TO ALL THE MOMS I JUDGED BEFORE: I AM SO SORRY. BABY SLEEP HAS NOTHING TO DO WITH THE MOM OR THE NUMBER OF BOOKS SHE’S READ OR MOM GROUPS SHE’S ASKED FOR HELP. I KNOW THIS NOW. BECAUSE I READ ALL THE BOOKS AND ASKED FOR ALL THE HELP AND SHE STILL DOESN’T SLEEP.
Sometimes you get all kids that sleep, sometimes you get no kids that sleep and sometimes you get half and half. We have half and half.
I’d like to think the people that have all sleeping kids have really boring vanilla lives and are deprived of the hilarious three AM shenanigan belly laughs that emerge when your 18 month old is screaming for PIZZA in the other room (you know, since mom and dad won’t come maybe The Pizza Man will? )– but nobody’s a winner in the comparison game.
But really, I am so sorry. My first baby just slept and I didn’t know that sometimes they don’t. I DIDN’T KNOW. I really thought that if they didn’t sleep as babies they’d at least sleep as toddlers.. but it turns out that is not the truth in our case, as now she just knows more words and can invent more tricky games to get us in her room. Current favorite is: WATER I WANT WATER.

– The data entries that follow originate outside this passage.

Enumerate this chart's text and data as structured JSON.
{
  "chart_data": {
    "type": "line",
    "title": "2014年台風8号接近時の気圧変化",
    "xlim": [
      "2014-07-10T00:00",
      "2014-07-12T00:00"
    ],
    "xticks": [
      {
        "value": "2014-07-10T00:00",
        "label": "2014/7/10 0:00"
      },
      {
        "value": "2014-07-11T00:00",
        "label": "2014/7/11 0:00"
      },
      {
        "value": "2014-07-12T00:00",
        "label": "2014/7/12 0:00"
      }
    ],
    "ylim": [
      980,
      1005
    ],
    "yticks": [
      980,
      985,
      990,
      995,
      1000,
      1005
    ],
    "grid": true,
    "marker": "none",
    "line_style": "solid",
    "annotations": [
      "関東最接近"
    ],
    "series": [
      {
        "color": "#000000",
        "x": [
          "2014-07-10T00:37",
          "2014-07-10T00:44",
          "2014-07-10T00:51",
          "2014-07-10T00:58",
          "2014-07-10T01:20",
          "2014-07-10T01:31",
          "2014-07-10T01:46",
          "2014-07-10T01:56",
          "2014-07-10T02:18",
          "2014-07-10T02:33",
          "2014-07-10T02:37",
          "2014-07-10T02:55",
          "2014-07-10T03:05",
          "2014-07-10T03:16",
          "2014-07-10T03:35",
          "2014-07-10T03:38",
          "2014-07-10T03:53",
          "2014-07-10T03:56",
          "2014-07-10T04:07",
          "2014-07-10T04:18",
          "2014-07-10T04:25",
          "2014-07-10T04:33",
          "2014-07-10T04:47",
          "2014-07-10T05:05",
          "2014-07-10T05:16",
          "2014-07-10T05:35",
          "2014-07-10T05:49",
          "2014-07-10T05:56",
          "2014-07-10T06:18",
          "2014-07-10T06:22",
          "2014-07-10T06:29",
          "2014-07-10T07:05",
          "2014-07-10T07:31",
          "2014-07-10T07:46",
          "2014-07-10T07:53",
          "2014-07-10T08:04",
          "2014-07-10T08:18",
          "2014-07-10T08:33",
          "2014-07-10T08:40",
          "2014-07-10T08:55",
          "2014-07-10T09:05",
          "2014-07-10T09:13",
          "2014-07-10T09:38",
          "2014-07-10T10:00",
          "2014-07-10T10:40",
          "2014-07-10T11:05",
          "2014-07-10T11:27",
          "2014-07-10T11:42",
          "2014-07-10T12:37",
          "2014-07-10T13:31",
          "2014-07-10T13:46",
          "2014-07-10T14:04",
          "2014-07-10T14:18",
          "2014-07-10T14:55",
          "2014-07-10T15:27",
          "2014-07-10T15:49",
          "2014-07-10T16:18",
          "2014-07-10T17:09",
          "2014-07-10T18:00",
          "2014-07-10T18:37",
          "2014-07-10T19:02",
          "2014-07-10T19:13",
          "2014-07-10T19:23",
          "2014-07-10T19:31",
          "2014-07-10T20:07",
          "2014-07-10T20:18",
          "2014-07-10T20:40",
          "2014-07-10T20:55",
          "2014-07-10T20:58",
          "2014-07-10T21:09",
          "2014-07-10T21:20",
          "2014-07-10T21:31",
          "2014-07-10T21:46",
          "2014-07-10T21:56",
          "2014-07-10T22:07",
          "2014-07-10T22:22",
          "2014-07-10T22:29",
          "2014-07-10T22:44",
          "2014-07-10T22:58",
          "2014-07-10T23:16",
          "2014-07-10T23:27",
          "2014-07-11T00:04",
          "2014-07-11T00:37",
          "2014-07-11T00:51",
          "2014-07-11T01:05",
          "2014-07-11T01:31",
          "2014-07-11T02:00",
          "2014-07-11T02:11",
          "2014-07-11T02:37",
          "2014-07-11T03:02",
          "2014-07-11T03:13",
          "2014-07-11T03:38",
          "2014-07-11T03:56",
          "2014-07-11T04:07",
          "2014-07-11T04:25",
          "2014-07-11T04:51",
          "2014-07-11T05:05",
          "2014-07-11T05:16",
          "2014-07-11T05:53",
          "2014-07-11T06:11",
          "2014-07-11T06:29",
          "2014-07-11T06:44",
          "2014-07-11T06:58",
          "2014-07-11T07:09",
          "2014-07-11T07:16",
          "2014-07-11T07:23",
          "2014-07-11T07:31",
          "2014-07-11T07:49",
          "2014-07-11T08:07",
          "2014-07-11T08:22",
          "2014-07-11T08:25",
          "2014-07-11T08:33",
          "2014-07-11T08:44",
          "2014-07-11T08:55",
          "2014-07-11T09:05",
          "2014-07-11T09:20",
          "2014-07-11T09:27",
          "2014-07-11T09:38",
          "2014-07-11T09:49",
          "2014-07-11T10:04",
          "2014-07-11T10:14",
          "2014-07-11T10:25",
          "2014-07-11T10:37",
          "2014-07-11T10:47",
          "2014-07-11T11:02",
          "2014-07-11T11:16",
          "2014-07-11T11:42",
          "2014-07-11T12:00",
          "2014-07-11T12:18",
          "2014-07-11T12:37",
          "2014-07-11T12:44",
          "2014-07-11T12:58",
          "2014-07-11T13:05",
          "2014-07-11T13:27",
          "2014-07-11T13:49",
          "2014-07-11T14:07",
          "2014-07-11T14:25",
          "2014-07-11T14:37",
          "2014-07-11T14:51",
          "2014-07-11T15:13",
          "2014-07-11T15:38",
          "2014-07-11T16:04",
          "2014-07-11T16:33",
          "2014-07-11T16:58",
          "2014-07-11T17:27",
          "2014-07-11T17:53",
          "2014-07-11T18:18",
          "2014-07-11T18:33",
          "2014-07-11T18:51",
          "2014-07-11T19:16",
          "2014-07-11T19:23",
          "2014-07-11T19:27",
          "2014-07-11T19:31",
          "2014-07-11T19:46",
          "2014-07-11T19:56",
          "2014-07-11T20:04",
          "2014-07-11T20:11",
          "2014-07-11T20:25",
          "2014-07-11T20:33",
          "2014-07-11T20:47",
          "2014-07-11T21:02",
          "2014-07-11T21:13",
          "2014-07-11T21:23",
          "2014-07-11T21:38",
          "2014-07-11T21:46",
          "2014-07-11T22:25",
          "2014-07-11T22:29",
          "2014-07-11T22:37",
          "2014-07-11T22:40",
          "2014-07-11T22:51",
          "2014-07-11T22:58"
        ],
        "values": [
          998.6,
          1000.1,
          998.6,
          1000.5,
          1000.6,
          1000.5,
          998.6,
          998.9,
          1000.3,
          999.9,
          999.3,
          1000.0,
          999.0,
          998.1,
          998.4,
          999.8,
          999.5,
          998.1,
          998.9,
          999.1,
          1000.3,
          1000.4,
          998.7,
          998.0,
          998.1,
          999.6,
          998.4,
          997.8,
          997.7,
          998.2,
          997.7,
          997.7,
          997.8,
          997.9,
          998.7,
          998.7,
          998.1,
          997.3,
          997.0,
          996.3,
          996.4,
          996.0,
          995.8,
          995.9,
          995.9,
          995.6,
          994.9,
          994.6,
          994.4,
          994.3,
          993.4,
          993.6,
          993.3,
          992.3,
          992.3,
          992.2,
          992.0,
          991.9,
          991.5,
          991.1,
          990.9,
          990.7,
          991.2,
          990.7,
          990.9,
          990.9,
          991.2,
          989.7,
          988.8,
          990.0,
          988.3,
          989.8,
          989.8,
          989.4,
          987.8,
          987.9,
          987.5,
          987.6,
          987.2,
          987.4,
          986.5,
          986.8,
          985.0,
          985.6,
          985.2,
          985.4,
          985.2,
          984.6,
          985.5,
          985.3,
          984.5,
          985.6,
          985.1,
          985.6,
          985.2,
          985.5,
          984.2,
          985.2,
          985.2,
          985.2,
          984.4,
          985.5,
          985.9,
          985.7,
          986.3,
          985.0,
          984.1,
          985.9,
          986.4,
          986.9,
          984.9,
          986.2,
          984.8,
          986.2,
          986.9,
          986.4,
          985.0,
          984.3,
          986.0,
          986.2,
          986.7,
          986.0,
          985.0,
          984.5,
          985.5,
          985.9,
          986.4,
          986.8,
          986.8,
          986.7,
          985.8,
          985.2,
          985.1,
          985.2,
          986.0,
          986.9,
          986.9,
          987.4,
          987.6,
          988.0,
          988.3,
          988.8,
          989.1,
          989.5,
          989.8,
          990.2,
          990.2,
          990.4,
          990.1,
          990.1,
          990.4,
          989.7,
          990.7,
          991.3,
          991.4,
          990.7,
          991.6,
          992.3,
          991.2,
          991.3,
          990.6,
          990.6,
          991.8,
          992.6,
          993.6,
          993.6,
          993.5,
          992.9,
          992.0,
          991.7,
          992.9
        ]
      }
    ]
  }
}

Second kid upheaval was strong. She’s napped *some* in her life but I’m pretty sure that it will be gone completely before she turns 2 since her brother no longer naps. I thought nap time was a universal thing observed by all parents. Kind of like siesta. I thought it was the universal understood perk of procreating– a two to three hour break in the afternoon after lunch. I’m lucky if I get one hour where they are both in their rooms (usually screaming) at the same time and I try to recharge a little, prep dinner or just walk really slow out to the mailbox and back…
So, I know now four years and two kids in that me being a good mom is not contingent upon anything really, especially the number of hours my kid does or does not sleep. I am a great mom–- because I am my kids‘ mom. Whether we sleep or not! Hang in. Soon enough their crappy sleep will be their own problem when its their turn to adult. Hopefully they’ll get a great first sleeper who will show ’em how it’s done.